C’est ainsi qu’au début des années 1990, le manufacturier a lancé un projet destiné à élaborer des variétés d’hévéas capables d’assurer la production de caoutchouc dont l’industrie mondiale a besoin. L’équation à résoudre est complexe. Les clones obtenus doivent être résistants au champignon brésilien tout en produisant suffisamment de latex pour que leur exploitation soit rentable. «Il faut vingt-cinq ans pour sélectionner un hévéa. C’est un programme à long terme», ajoute Jérôme Sainte-Beuve, chercheur au Cirad. À force d’hybridations, trois variétés d’hévéas résistant au champignon et avec des niveaux de rendement satisfaisants ont été mises au point. Elles sont actuellement testées au Brésil et dans d’autres pays d’Amérique latine, d’Afrique et d’Asie, cette fois dans des plantations partenaires de l’équipementier. Les chercheurs étudient l’évolution de l’arbre dans tous les milieux naturels où il est susceptible d’être exploité. Par la suite, l’équipementier envisage de protéger les nouvelles variétés d’hévéa par un certificat d’obtention végétale, Cove, «pas tant pour pouvoir les vendre à des fermiers que pour éviter qu’un jour quelqu’un essaye de nous vendre le produit de nos recherches», précise Éric Cavaloc.
Michelin défend l’écosystème forestier au Brésil
Le domaine de Michelin dans la région de Bahia, au Brésil, est loin de se limiter à une simple plantation d’hévéas, fût-elle consacrée à la recherche. En 2004, plus de 3000 hectares d’un seul tenant ont été «rendus» à la forêt qui jouxte l’Atlantique. «Il était très important qu’il s’agisse d’un bloc de forêt et non pas de parcelles disséminées au milieu de plantation d’hévéas», souligne le docteur Kevin Flescher, un universitaire américain devenu directeur du centre de recherche sur la biodiversité de Michelin, au Brésil.
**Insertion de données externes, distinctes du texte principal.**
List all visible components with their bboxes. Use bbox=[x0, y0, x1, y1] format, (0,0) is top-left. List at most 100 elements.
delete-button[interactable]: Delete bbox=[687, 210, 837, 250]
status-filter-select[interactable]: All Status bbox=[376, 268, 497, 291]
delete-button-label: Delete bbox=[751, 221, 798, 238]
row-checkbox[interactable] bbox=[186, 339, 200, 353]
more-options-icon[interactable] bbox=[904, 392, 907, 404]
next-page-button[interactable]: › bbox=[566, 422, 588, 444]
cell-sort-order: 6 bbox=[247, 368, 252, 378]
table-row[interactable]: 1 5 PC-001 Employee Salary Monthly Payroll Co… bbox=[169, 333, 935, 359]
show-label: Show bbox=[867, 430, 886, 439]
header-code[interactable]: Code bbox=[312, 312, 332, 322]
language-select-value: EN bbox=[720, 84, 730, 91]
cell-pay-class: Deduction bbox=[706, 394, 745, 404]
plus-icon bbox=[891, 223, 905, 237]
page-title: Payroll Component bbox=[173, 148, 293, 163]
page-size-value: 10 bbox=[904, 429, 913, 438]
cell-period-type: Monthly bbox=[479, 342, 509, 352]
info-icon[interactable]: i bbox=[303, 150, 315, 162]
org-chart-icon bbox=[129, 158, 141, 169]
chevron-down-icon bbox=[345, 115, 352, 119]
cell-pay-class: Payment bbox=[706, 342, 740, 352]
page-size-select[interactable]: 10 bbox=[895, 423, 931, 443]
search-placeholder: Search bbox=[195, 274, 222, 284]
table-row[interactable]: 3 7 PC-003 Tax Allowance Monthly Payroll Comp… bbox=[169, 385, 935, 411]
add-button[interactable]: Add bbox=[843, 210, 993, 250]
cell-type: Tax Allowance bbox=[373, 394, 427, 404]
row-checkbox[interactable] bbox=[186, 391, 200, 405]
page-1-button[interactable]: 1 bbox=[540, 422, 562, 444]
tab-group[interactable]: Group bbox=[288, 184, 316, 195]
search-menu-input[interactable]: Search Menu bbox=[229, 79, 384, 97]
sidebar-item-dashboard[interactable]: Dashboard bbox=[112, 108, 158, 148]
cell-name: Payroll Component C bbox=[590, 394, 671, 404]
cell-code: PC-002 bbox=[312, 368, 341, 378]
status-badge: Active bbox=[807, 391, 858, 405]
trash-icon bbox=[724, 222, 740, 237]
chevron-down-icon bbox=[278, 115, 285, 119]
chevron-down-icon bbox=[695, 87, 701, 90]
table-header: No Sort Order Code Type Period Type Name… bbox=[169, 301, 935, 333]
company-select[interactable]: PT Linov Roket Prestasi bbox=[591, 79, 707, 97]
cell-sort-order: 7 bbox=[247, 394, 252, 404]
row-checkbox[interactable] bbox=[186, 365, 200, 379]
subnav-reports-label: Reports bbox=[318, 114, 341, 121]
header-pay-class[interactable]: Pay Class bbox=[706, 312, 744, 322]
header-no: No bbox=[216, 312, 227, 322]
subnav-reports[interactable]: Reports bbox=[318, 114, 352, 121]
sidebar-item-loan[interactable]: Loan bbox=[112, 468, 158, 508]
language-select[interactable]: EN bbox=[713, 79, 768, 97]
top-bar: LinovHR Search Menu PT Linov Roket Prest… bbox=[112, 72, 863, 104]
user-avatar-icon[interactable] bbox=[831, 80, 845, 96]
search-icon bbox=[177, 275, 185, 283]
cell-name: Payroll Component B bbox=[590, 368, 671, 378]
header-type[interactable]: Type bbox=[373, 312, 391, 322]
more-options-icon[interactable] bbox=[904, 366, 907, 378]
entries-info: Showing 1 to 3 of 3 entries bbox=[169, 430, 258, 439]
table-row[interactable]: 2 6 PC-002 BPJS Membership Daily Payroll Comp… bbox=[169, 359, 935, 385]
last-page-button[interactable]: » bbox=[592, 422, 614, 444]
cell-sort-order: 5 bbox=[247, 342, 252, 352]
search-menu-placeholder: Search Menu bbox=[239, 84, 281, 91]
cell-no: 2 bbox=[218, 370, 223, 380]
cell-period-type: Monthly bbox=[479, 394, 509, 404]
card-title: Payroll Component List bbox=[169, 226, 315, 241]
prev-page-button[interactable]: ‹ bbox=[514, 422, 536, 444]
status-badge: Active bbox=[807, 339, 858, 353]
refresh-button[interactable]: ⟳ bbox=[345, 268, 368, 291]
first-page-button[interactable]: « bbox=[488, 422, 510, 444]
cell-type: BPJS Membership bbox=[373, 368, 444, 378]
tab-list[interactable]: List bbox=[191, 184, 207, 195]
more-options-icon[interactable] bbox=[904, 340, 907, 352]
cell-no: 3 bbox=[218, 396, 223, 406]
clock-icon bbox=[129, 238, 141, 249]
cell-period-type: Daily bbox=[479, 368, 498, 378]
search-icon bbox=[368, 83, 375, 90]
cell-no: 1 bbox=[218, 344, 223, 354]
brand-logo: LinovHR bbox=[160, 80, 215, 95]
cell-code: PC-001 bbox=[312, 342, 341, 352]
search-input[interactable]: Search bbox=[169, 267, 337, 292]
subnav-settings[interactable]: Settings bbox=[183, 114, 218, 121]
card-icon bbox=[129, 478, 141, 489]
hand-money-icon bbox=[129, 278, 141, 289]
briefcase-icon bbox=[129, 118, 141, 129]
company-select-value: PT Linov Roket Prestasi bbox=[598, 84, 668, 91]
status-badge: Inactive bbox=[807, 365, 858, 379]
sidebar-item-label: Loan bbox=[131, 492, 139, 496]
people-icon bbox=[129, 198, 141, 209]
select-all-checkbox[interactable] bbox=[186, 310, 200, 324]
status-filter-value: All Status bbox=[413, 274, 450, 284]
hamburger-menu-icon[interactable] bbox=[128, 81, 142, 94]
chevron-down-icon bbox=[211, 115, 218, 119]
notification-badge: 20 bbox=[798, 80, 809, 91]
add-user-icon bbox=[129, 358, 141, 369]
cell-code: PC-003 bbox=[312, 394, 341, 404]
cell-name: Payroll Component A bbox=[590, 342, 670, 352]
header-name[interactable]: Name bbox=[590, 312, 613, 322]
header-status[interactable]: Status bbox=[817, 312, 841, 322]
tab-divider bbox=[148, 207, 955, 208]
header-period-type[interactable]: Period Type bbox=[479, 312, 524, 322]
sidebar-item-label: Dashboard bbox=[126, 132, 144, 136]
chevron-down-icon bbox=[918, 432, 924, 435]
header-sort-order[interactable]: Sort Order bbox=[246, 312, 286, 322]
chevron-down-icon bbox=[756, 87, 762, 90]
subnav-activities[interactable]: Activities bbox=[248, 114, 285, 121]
Les animaux ont largement profité de ce nouvel espace protégé où la chasse est interdite. Des espèces ont fait leur retour, de grands rongeurs ainsi que des pumas, un des symboles de la région. «Les progrès réalisés en termes de biodiversité en quelques années sont surprenants», ajoute Kevin Flescher. Par ailleurs, Michelin a cédé environ 5000 hectares à douze familles, essentiellement d’anciens salariés, qui ont constitué une coopérative. Ils produisent du latex mais aussi des fèves de cacao.